Cherrypicked Outputs
These are all actual outputs of the process, although the combinations are technically unordered.
- segment+year = month
- crime+theft = robbery
- beach+edge = shore
- act+wedding = marriage
- cry+vegetable = onion
- computer+storage = disk
- air+crime = pollution
- bottom+dress = skirt
Some of the combinations are kind of abstract, like act+wedding
for marriage
, but I quite like cry+vegetable
for onion
. In all cases though we can see that the compounds make some kind of sense for the ideas they represent; onions are vegetables that make you cry, a month is a segment of a year, etc. That said, most of the outputs are not this good - below are a few examples I don't think turned out very well.
- class+senior = freshman
- kitchen+meal = cook
- chicken+male = hen
Like many of the other outputs, these three are made up of words that show up in similar contexts to the idea word but are not a good fit to express the intended idea, which is a symptom of using a scoring method based on word vectors (distributional semantics). Full results can be seen here.
Final Thoughts
A robust implementation of MCTS for generating compound words, including good scoring function(s), could probably be its own paper. I think to get something working well, you would at least need:
- A good compound scoring function
- An MCTS implementation that could also explore the number of ideas expressed as compounds
- A lot of compute
You might also want:
- Intermediate scoring to be smarter about generating child nodes in MCTS (I.E. smarter than completely random)
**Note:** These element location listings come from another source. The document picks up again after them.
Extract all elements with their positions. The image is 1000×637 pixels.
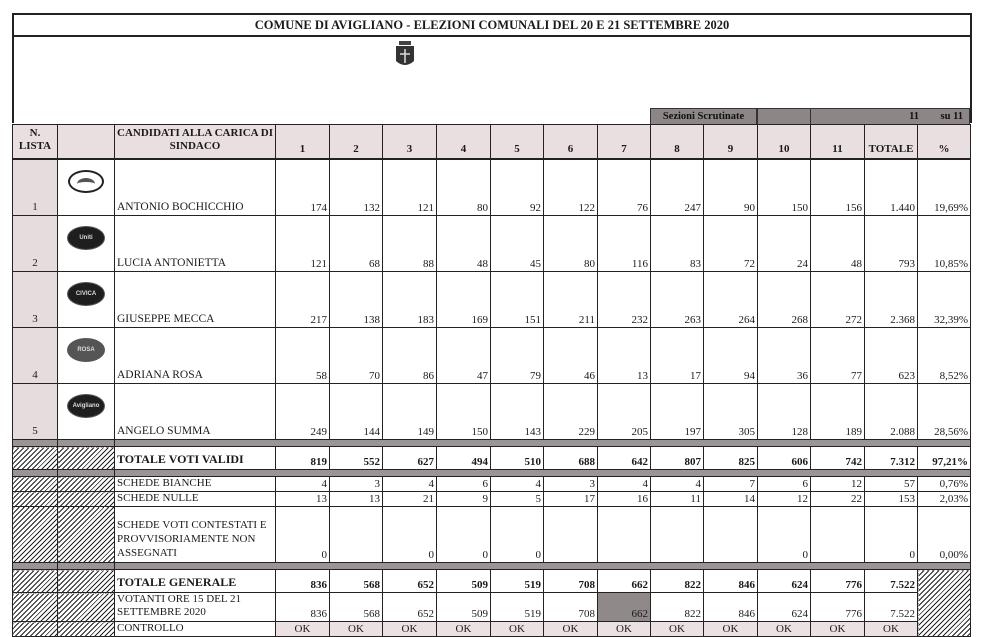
vote-cell: 150 [437,384,491,440]
header-row [13,125,971,160]
value-cell: 652 [383,593,437,622]
header-section-10: 10 [758,125,811,160]
hatched-cell [58,622,115,637]
vote-cell: 76 [598,159,651,216]
sezioni-count: 11 [909,111,919,122]
value-cell: 22 [811,492,865,507]
value-cell: 627 [383,447,437,470]
value-cell: 0 [276,507,330,563]
value-cell: 4 [598,477,651,492]
logo-rosa-icon: ROSA [67,338,105,362]
candidate-row [13,216,971,272]
ok-cell: OK [758,622,811,637]
vote-cell: 232 [598,272,651,328]
value-cell: 846 [704,593,758,622]
percent-cell: 2,03% [918,492,971,507]
value-cell: 16 [598,492,651,507]
value-cell: 846 [704,570,758,593]
lista-number: 5 [13,384,58,440]
vote-cell: 122 [544,159,598,216]
candidate-row [13,328,971,384]
value-cell: 4 [491,477,544,492]
ok-cell: OK [330,622,383,637]
value-cell: 822 [651,593,704,622]
value-cell-highlighted: 662 [598,593,651,622]
controllo-row [13,622,971,637]
row-label: SCHEDE BIANCHE [115,477,276,492]
vote-cell: 77 [811,328,865,384]
value-cell: 519 [491,593,544,622]
ok-cell: OK [437,622,491,637]
value-cell: 12 [811,477,865,492]
value-cell: 688 [544,447,598,470]
vote-cell: 58 [276,328,330,384]
value-cell [544,507,598,563]
total-cell: 7.312 [865,447,918,470]
header-section-6: 6 [544,125,598,160]
value-cell: 509 [437,593,491,622]
vote-cell: 83 [651,216,704,272]
schede-contestati-row [13,507,971,563]
vote-cell: 88 [383,216,437,272]
hatched-cell [13,447,58,470]
candidate-row [13,384,971,440]
total-cell: 7.522 [865,570,918,593]
total-cell: 623 [865,328,918,384]
candidate-name: GIUSEPPE MECCA [115,272,276,328]
vote-cell: 217 [276,272,330,328]
vote-cell: 48 [437,216,491,272]
vote-cell: 79 [491,328,544,384]
vote-cell: 94 [704,328,758,384]
separator-band [13,563,971,570]
vote-cell: 116 [598,216,651,272]
value-cell: 7 [704,477,758,492]
value-cell: 6 [758,477,811,492]
value-cell: 708 [544,570,598,593]
value-cell: 9 [437,492,491,507]
total-cell: 153 [865,492,918,507]
percent-cell: 32,39% [918,272,971,328]
vote-cell: 138 [330,272,383,328]
value-cell: 552 [330,447,383,470]
hatched-cell [13,492,58,507]
vote-cell: 90 [704,159,758,216]
value-cell: 624 [758,570,811,593]
hatched-cell [13,570,58,593]
vote-cell: 144 [330,384,383,440]
value-cell: 822 [651,570,704,593]
vote-cell: 48 [811,216,865,272]
percent-cell: 19,69% [918,159,971,216]
logo-avigliano-icon: Avigliano [67,394,105,418]
header-section-4: 4 [437,125,491,160]
percent-cell: 97,21% [918,447,971,470]
percent-cell: 10,85% [918,216,971,272]
row-label: SCHEDE NULLE [115,492,276,507]
total-cell: 0 [865,507,918,563]
header-section-11: 11 [811,125,865,160]
value-cell: 807 [651,447,704,470]
vote-cell: 24 [758,216,811,272]
value-cell: 708 [544,593,598,622]
totale-generale-row [13,570,971,593]
vote-cell: 86 [383,328,437,384]
ok-cell: OK [276,622,330,637]
vote-cell: 80 [544,216,598,272]
value-cell: 836 [276,593,330,622]
row-label: SCHEDE VOTI CONTESTATI E PROVVISORIAMENTE NON ASSEGNATI [115,507,276,563]
header-logo [58,125,115,160]
ok-cell: OK [651,622,704,637]
value-cell: 742 [811,447,865,470]
value-cell: 12 [758,492,811,507]
value-cell: 606 [758,447,811,470]
candidate-row [13,272,971,328]
value-cell: 510 [491,447,544,470]
value-cell: 825 [704,447,758,470]
lista-number: 3 [13,272,58,328]
vote-cell: 36 [758,328,811,384]
value-cell [811,507,865,563]
value-cell: 662 [598,570,651,593]
vote-cell: 150 [758,159,811,216]
vote-cell: 229 [544,384,598,440]
header-section-9: 9 [704,125,758,160]
hatched-cell [58,570,115,593]
total-cell: 57 [865,477,918,492]
vote-cell: 92 [491,159,544,216]
value-cell: 509 [437,570,491,593]
vote-cell: 149 [383,384,437,440]
vote-cell: 247 [651,159,704,216]
percent-cell: 0,76% [918,477,971,492]
value-cell: 568 [330,593,383,622]
value-cell [598,507,651,563]
vote-cell: 268 [758,272,811,328]
value-cell [330,507,383,563]
logo-uniti-icon: Uniti [67,226,105,250]
total-cell: 7.522 [865,593,918,622]
value-cell: 3 [330,477,383,492]
percent-cell: 0,00% [918,507,971,563]
header-section-3: 3 [383,125,437,160]
sezioni-total: su 11 [940,111,963,122]
party-logo-icon [58,159,115,216]
vote-cell: 249 [276,384,330,440]
total-cell: 2.088 [865,384,918,440]
vote-cell: 70 [330,328,383,384]
vote-cell: 189 [811,384,865,440]
header-totale: TOTALE [865,125,918,160]
candidate-name: LUCIA ANTONIETTA [115,216,276,272]
value-cell: 494 [437,447,491,470]
value-cell: 4 [383,477,437,492]
party-logo-icon [58,272,115,328]
vote-cell: 169 [437,272,491,328]
value-cell: 0 [491,507,544,563]
logo-avanti-icon [68,170,104,193]
vote-cell: 132 [330,159,383,216]
header-section-1: 1 [276,125,330,160]
vote-cell: 17 [651,328,704,384]
value-cell: 4 [651,477,704,492]
value-cell: 836 [276,570,330,593]
sezioni-band-spacer [757,108,811,125]
party-logo-icon [58,384,115,440]
value-cell: 5 [491,492,544,507]
value-cell: 519 [491,570,544,593]
schede-nulle-row [13,492,971,507]
value-cell: 568 [330,570,383,593]
percent-cell: 8,52% [918,328,971,384]
header-section-2: 2 [330,125,383,160]
vote-cell: 264 [704,272,758,328]
vote-cell: 121 [383,159,437,216]
municipal-crest-icon [394,41,416,69]
header-section-5: 5 [491,125,544,160]
lista-number: 1 [13,159,58,216]
vote-cell: 151 [491,272,544,328]
separator-band [13,470,971,477]
hatched-cell [58,507,115,563]
hatched-cell [13,507,58,563]
value-cell: 0 [437,507,491,563]
vote-cell: 272 [811,272,865,328]
value-cell: 13 [276,492,330,507]
results-table [12,124,971,637]
hatched-cell [13,622,58,637]
value-cell: 642 [598,447,651,470]
separator-band [13,440,971,447]
document-title: COMUNE DI AVIGLIANO - ELEZIONI COMUNALI DEL 20 E 21 SETTEMBRE 2020 [12,13,972,37]
hatched-cell [58,447,115,470]
value-cell: 21 [383,492,437,507]
value-cell: 6 [437,477,491,492]
vote-cell: 121 [276,216,330,272]
vote-cell: 47 [437,328,491,384]
value-cell: 3 [544,477,598,492]
vote-cell: 211 [544,272,598,328]
value-cell: 4 [276,477,330,492]
row-label: VOTANTI ORE 15 DEL 21 SETTEMBRE 2020 [115,593,276,622]
total-cell: 793 [865,216,918,272]
vote-cell: 197 [651,384,704,440]
hatched-cell [58,477,115,492]
value-cell: 13 [330,492,383,507]
header-candidati: CANDIDATI ALLA CARICA DI SINDACO [115,125,276,160]
sezioni-count-band [810,108,970,125]
vote-cell: 72 [704,216,758,272]
vote-cell: 13 [598,328,651,384]
hatched-cell [13,477,58,492]
hatched-cell [918,570,971,637]
value-cell: 776 [811,593,865,622]
lista-number: 4 [13,328,58,384]
value-cell: 11 [651,492,704,507]
logo-lista-civica-icon: CIVICA [67,282,105,306]
value-cell: 624 [758,593,811,622]
party-logo-icon [58,216,115,272]
value-cell: 819 [276,447,330,470]
candidate-row [13,159,971,216]
totale-voti-validi-row [13,447,971,470]
ok-cell: OK [704,622,758,637]
candidate-name: ANTONIO BOCHICCHIO [115,159,276,216]
value-cell: 0 [383,507,437,563]
total-cell: 1.440 [865,159,918,216]
vote-cell: 46 [544,328,598,384]
total-cell: 2.368 [865,272,918,328]
ok-cell: OK [865,622,918,637]
vote-cell: 174 [276,159,330,216]
vote-cell: 143 [491,384,544,440]
header-section-7: 7 [598,125,651,160]
vote-cell: 263 [651,272,704,328]
value-cell: 0 [758,507,811,563]
party-logo-icon [58,328,115,384]
candidate-name: ANGELO SUMMA [115,384,276,440]
ok-cell: OK [544,622,598,637]
lista-number: 2 [13,216,58,272]
ok-cell: OK [383,622,437,637]
hatched-cell [58,492,115,507]
vote-cell: 80 [437,159,491,216]
vote-cell: 156 [811,159,865,216]
vote-cell: 45 [491,216,544,272]
vote-cell: 205 [598,384,651,440]
row-label: CONTROLLO [115,622,276,637]
ok-cell: OK [598,622,651,637]
header-section-8: 8 [651,125,704,160]
results-sheet [12,13,970,635]
vote-cell: 305 [704,384,758,440]
value-cell: 17 [544,492,598,507]
ok-cell: OK [811,622,865,637]
value-cell: 776 [811,570,865,593]
value-cell: 14 [704,492,758,507]
percent-cell: 28,56% [918,384,971,440]
header-percent: % [918,125,971,160]
row-label: TOTALE GENERALE [115,570,276,593]
vote-cell: 183 [383,272,437,328]
value-cell [651,507,704,563]
value-cell: 652 [383,570,437,593]
vote-cell: 68 [330,216,383,272]
schede-bianche-row [13,477,971,492]
candidate-name: ADRIANA ROSA [115,328,276,384]
value-cell [704,507,758,563]
sezioni-scrutinate-label: Sezioni Scrutinate [650,108,757,125]
header-lista: N. LISTA [13,125,58,160]
ok-cell: OK [491,622,544,637]
vote-cell: 128 [758,384,811,440]
row-label: TOTALE VOTI VALIDI [115,447,276,470]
- More tools than just ConceptNet for finding words with semantic relations to the idea being expressed
I am not going to take this project all the way to a paper, but I do think it's an interesting project that has the potential to be useful for artificial language construction. If you happen to want to pick up the torch and flesh this out though, please don't hesitate to reach out.
Productivity is a linguistics term.
Obviously compounds of more than two words exist, but two-word compounds are much more common, and limiting ourselves to compounds of only two words helps keeps the problem framing manageable.
The exception being Toki Pona, with only a little more than a hundred words.
There is a natural tension between minimizing base words used in many compounds and maximizing the number of compounds, because I is finite - the more ideas from I we express as compounds, the fewer base words we have to choose from for making any given compound.